Cancel culture: What goes around, comes around

A protestor holds a sign during the "#Cancel Kavanaugh Take #MeToo into the Streets" protest on Thursday, Oct. 4, 2018, in Cincinnati. (Albert Ceasare/The Cincinnati Enquirer via AP)

RALEIGH — Television shows or sporting events get canceled all the time for a variety of reasons, but in the last few years, some cancelations have been the result of coordinated campaigns based on hyper-political correctness.

The phenomenon known as “cancel culture” has swept from state to state and country to country for a number of years now.

Cancel culture is an aggressive form of public shaming where a person, group, company or even a product is set upon by an internet mob for having committed some offense, usually highly-subjective nature. Cancel culture can also involve what is known as “de-platforming,” where a website, venue or hosting entity is pressured to drop a user or cancel a scheduled entertainer or invited speaker.

Cancel culture campaigns have often targeted conservatives, such as calling for the firing of conservative commentators Laura Ingraham and Rush Limbaugh.

But it’s not just conservatives. Cancel culture has also set its eyes on the progressives and iconic figures that were off-limits in the past. Recently cancel culture even tried to come for Gandhi over his past views on sexuality and race.

In the true spirit of “what goes around, comes around,” cancel culture has taken down those who were once doing the taking down. Such was the case with Des Moines Register reporter Aaron Calvin.

Calvin exposed racist tweets by a man named Carson King, a beer fan who had received millions in donations from strangers after a joke plea for beer money went viral. King donated the money to charity, but after the tweets surfaced, he was forced to apologize and became the object of public ridicule.

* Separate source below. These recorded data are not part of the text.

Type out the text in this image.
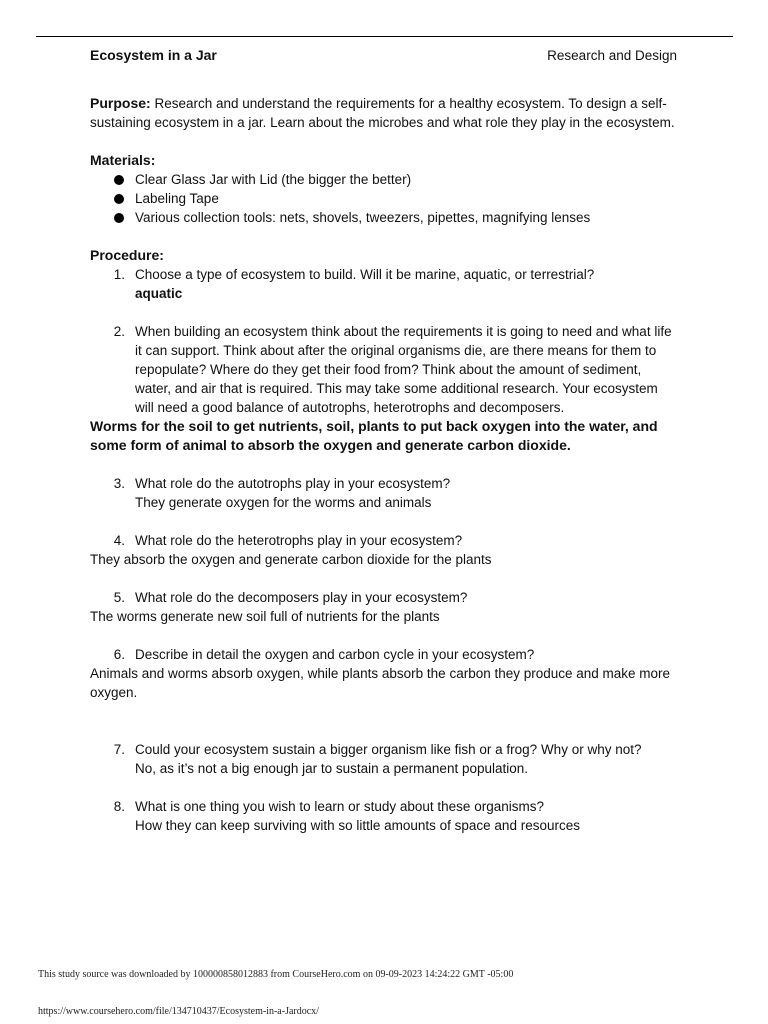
Ecosystem in a Jar	Research and Design

Purpose: Research and understand the requirements for a healthy ecosystem. To design a self-sustaining ecosystem in a jar. Learn about the microbes and what role they play in the ecosystem.

Materials:
Clear Glass Jar with Lid (the bigger the better)
Labeling Tape
Various collection tools: nets, shovels, tweezers, pipettes, magnifying lenses
Procedure:
1. Choose a type of ecosystem to build. Will it be marine, aquatic, or terrestrial?
aquatic
2. When building an ecosystem think about the requirements it is going to need and what life it can support. Think about after the original organisms die, are there means for them to repopulate? Where do they get their food from? Think about the amount of sediment, water, and air that is required. This may take some additional research. Your ecosystem will need a good balance of autotrophs, heterotrophs and decomposers.
Worms for the soil to get nutrients, soil, plants to put back oxygen into the water, and some form of animal to absorb the oxygen and generate carbon dioxide.
3. What role do the autotrophs play in your ecosystem?
They generate oxygen for the worms and animals
4. What role do the heterotrophs play in your ecosystem?
They absorb the oxygen and generate carbon dioxide for the plants
5. What role do the decomposers play in your ecosystem?
The worms generate new soil full of nutrients for the plants
6. Describe in detail the oxygen and carbon cycle in your ecosystem?
Animals and worms absorb oxygen, while plants absorb the carbon they produce and make more oxygen.
7. Could your ecosystem sustain a bigger organism like fish or a frog? Why or why not?
No, as it’s not a big enough jar to sustain a permanent population.
8. What is one thing you wish to learn or study about these organisms?
How they can keep surviving with so little amounts of space and resources
This study source was downloaded by 100000858012883 from CourseHero.com on 09-09-2023 14:24:22 GMT -05:00
https://www.coursehero.com/file/134710437/Ecosystem-in-a-Jardocx/
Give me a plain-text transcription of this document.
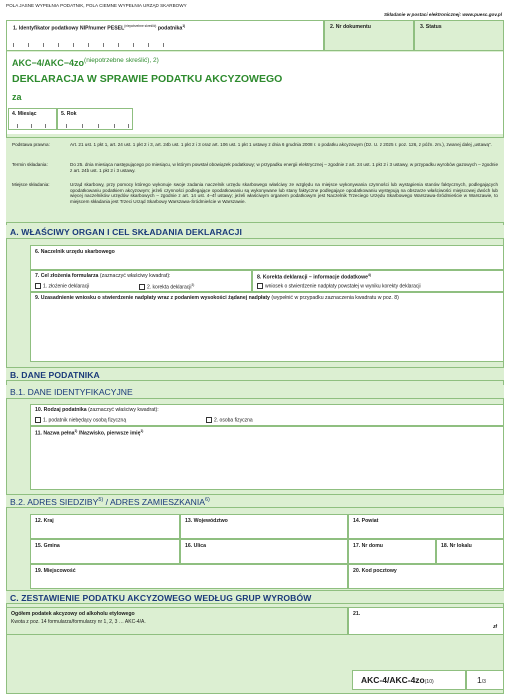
POLA JASNE WYPEŁNIA PODATNIK, POLA CIEMNE WYPEŁNIA URZĄD SKARBOWY
Składanie w postaci elektronicznej: www.puesc.gov.pl
1. Identyfikator podatkowy NIP/numer PESEL$^{(niepotrzebne skreślić)}$ podatnika$^{1)}$	2. Nr dokumentu	3. Status
$AKC-4/AKC-4zo^{(niepotrzebne skreślić), 2)}$
DEKLARACJA W SPRAWIE PODATKU AKCYZOWEGO
za
4. Miesiąc	5. Rok
Podstawa prawna:	Art. 21 ust. 1 pkt 1, art. 24 ust. 1 pkt 2 i 3, art. 24b ust. 1 pkt 2 i 3 oraz art. 106 ust. 1 pkt 1 ustawy z dnia 6 grudnia 2008 r. o podatku akcyzowym (Dz. U. z 2025 r. poz. 126, z późn. zm.), zwanej dalej „ustawą”.
Termin składania:	Do 25. dnia miesiąca następującego po miesiącu, w którym powstał obowiązek podatkowy; w przypadku energii elektrycznej – zgodnie z art. 24 ust. 1 pkt 2 i 3 ustawy, w przypadku wyrobów gazowych – zgodnie z art. 24b ust. 1 pkt 2 i 3 ustawy.
Miejsce składania:	Urząd skarbowy, przy pomocy którego wykonuje swoje zadania naczelnik urzędu skarbowego właściwy ze względu na miejsce wykonywania czynności lub wystąpienia stanów faktycznych, podlegających opodatkowaniu podatkiem akcyzowym; jeżeli czynności podlegające opodatkowaniu są wykonywane lub stany faktyczne podlegające opodatkowaniu występują na obszarze właściwości miejscowej dwóch lub więcej naczelników urzędów skarbowych – zgodnie z art. 14 ust. 4–4f ustawy; jeżeli właściwym organem podatkowym jest Naczelnik Trzeciego Urzędu Skarbowego Warszawa-Śródmieście w Warszawie, to miejscem składania jest Trzeci Urząd Skarbowy Warszawa-Śródmieście w Warszawie.
A. WŁAŚCIWY ORGAN I CEL SKŁADANIA DEKLARACJI
6. Naczelnik urzędu skarbowego
7. Cel złożenia formularza (zaznaczyć właściwy kwadrat):
1. złożenie deklaracji	2. korekta deklaracji$^{3)}$
8. Korekta deklaracji – informacje dodatkowe$^{4)}$
wniosek o stwierdzenie nadpłaty powstałej w wyniku korekty deklaracji
9. Uzasadnienie wniosku o stwierdzenie nadpłaty wraz z podaniem wysokości żądanej nadpłaty (wypełnić w przypadku zaznaczenia kwadratu w poz. 8)
B. DANE PODATNIKA
B.1. DANE IDENTYFIKACYJNE
10. Rodzaj podatnika (zaznaczyć właściwy kwadrat):
1. podatnik niebędący osobą fizyczną	2. osoba fizyczna
11. Nazwa pełna$^{1)}$ /Nazwisko, pierwsze imię$^{1)}$
B.2. ADRES SIEDZIBY$^{5)}$ / ADRES ZAMIESZKANIA$^{6)}$
12. Kraj	13. Województwo	14. Powiat
15. Gmina	16. Ulica	17. Nr domu	18. Nr lokalu
19. Miejscowość	20. Kod pocztowy
C. ZESTAWIENIE PODATKU AKCYZOWEGO WEDŁUG GRUP WYROBÓW
Ogółem podatek akcyzowy od alkoholu etylowego
Kwota z poz. 14 formularza/formularzy nr 1, 2, 3 … AKC-4/A.
21.
zł
AKC-4/AKC-4zo(10)	1/3
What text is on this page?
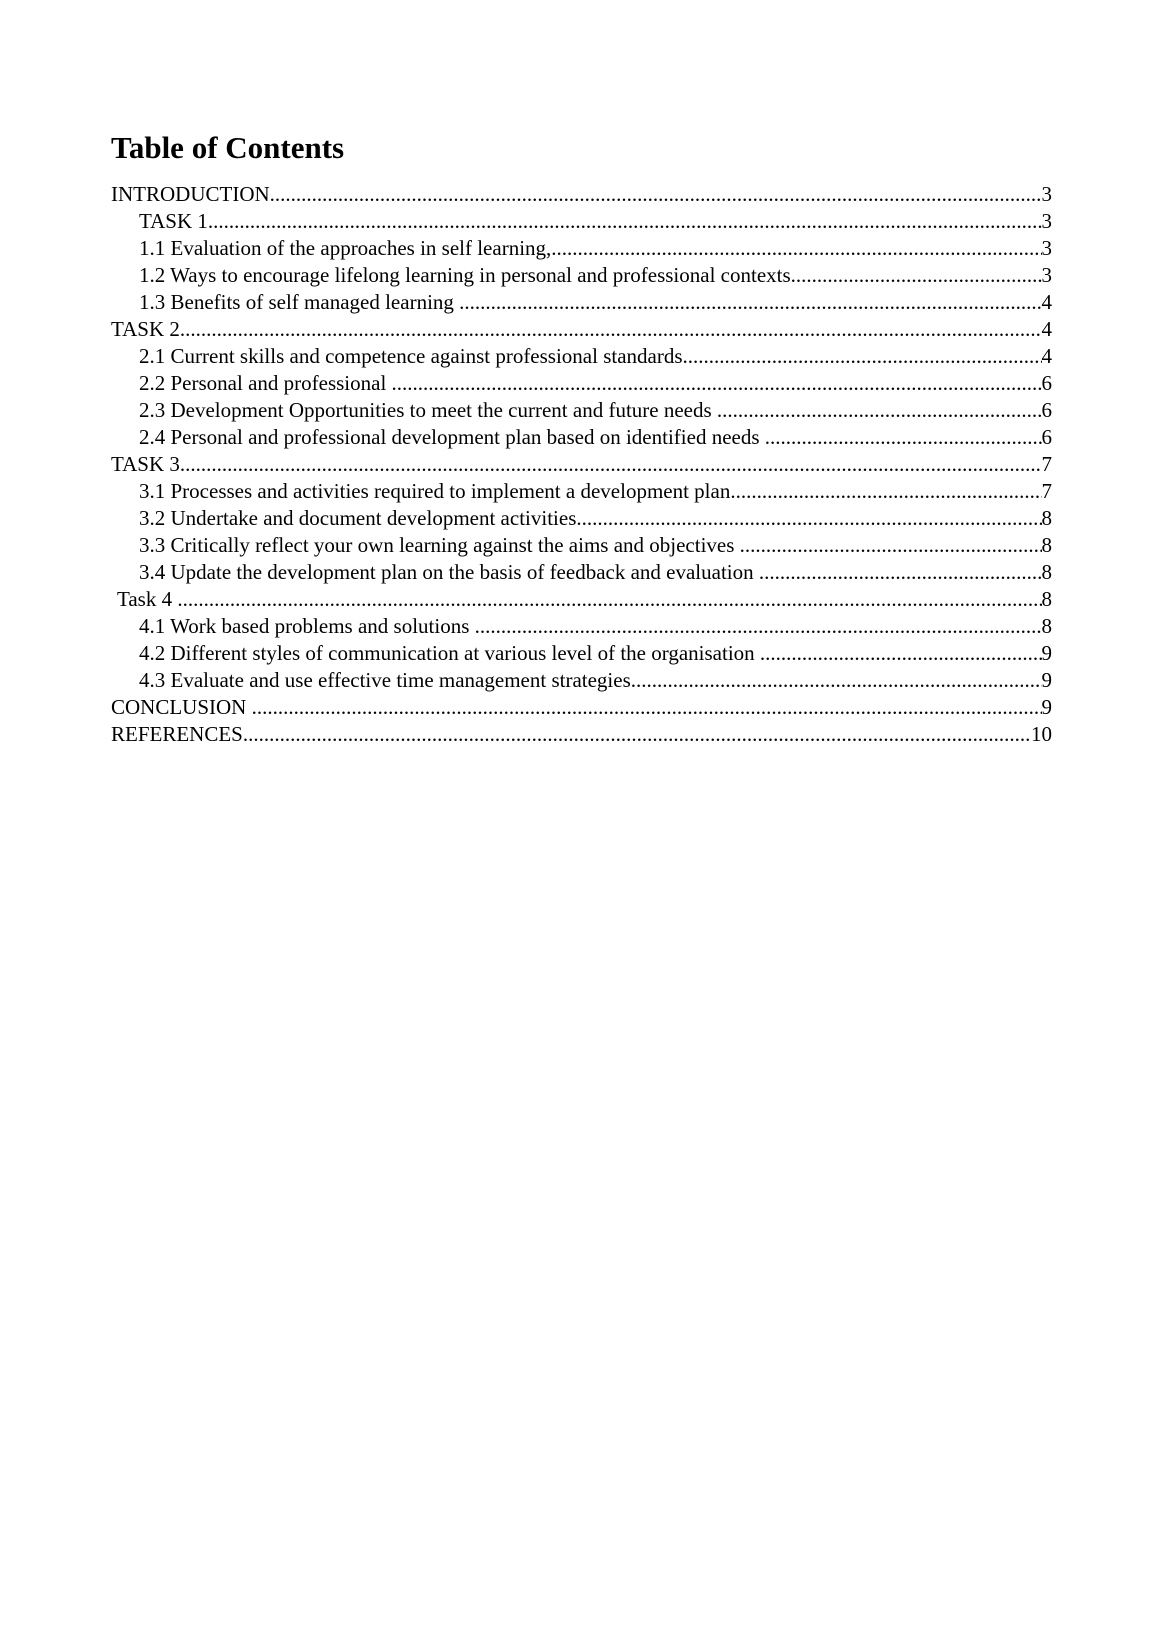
Table of Contents
INTRODUCTION .....	3
TASK 1 .....	3
1.1 Evaluation of the approaches in self learning, .....	3
1.2 Ways to encourage lifelong learning in personal and professional contexts .....	3
1.3 Benefits of self managed learning .....	4
TASK 2 .....	4
2.1 Current skills and competence against professional standards .....	4
2.2 Personal and professional .....	6
2.3 Development Opportunities to meet the current and future needs .....	6
2.4 Personal and professional development plan based on identified needs .....	6
TASK 3 .....	7
3.1 Processes and activities required to implement a development plan .....	7
3.2 Undertake and document development activities .....	8
3.3 Critically reflect your own learning against the aims and objectives .....	8
3.4 Update the development plan on the basis of feedback and evaluation .....	8
Task 4 .....	8
4.1 Work based problems and solutions .....	8
4.2 Different styles of communication at various level of the organisation .....	9
4.3 Evaluate and use effective time management strategies .....	9
CONCLUSION .....	9
REFERENCES .....	10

King was only 16 years old when he made those tweets, and backlash ensued. The reporter, who was once hailed for exposing King, was now the target of internet ire. Statements made by Calvin were exposed, including a racial slur and the mocking of same-sex marriage and domestic abuse. Calvin was subsequently fired.

Cancel culture is not just a phenomenon happening in other parts of the country — it’s happening in North Carolina.

The probation for the Stanly County cheerleaders over a Trump sign, the destruction of Confederate statues, or Rep. Duane Hall’s ouster as a casualty of the #MeToo movement can all be considered forms of cancel culture.

In 2017, Charlotte City Councilwoman Dimple Amjera said in a television interview that Trump supporters have “no place” in the Charlotte government. The following year, the Durham City Council attempted to deplatform Canadian professor Jordan Peterson from his show at DPAC and passed a resolution to block Durham police from training with Israel.

In June of this year, Durham City Councilwoman and Mayor Pro-Tem Jillian Johnson, in a now-deleted tweet, took aim at local area companies doing business with the Customs and Border Patrol.

But North Carolina is unique, as the state had a front-row seat to the emergence of cancel culture during the fight over House Bill 2, the bill which blocked a Charlotte ordinance that dismantled sex-segregated bathrooms for men and women and created new requirements for government contractors.

And what goes around has come around for the NBA after pulling the All-Star game from Charlotte in July 2016 over HB2.

While the NBA was willing to hurt the Charlotte economy to punish the state over House Bill 2, the NBA was not willing to punish China for its treatment of the citizens in Hong Kong. The result has been calls for the NBA to be boycotted, for players to be fired and for the NBA as a whole to apologize for their defense of Communist China.

In a letter to the NBA Commissioner Adam Silver, Missouri Senator Josh Hawley called out the league for “kowtowing to the demands of one of the world’s most brutal regimes in the pursuit of profit.”

Liberal comedian Ellen DeGeneres was recently targeted by activists after she was seen at a Dallas Cowboys game appearing friendly with former President George W. Bush. Responding to the ridicule, DeGeneres said on her television show, “We’re all different. And I think that we’ve forgotten that that’s OK that we’re all different.”

She pushed back that just because she disagrees with someone doesn’t mean she can’t be friends with them. “When I say be kind to one another, I don’t mean be kind to the people who think the same way you do. I mean be kind to everyone,” she said.

While DeGeneres took the high ground in response to the cancel culture mob, fellow liberal Joy Behar, co-host of ABC’s “The View,” said she couldn’t support being friendly with Bush. “So it’s not only about disagreeing with somebody, which I certainly understand … It’s more than that,” she said. “I always said I didn’t want to get to know George W. Bush because I knew I would like him. I knew I would because he seems like a likable kind of guy.”

With cancel culture in full swing, former President Barack Obama has decided to weigh in, calling out “woke” activists.

“This idea of purity and you’re never compromised and you’re always politically woke, and all that stuff, you should get over that quickly,” Obama said. “The world is messy. There are ambiguities. People who do really good stuff have flaws. People who you are fighting may love their kids and share certain things with you.”

Obama went on to criticize cancel culture on college campuses and those who participate in constant online outrage saying “That’s not activism. That’s not bringing about change.”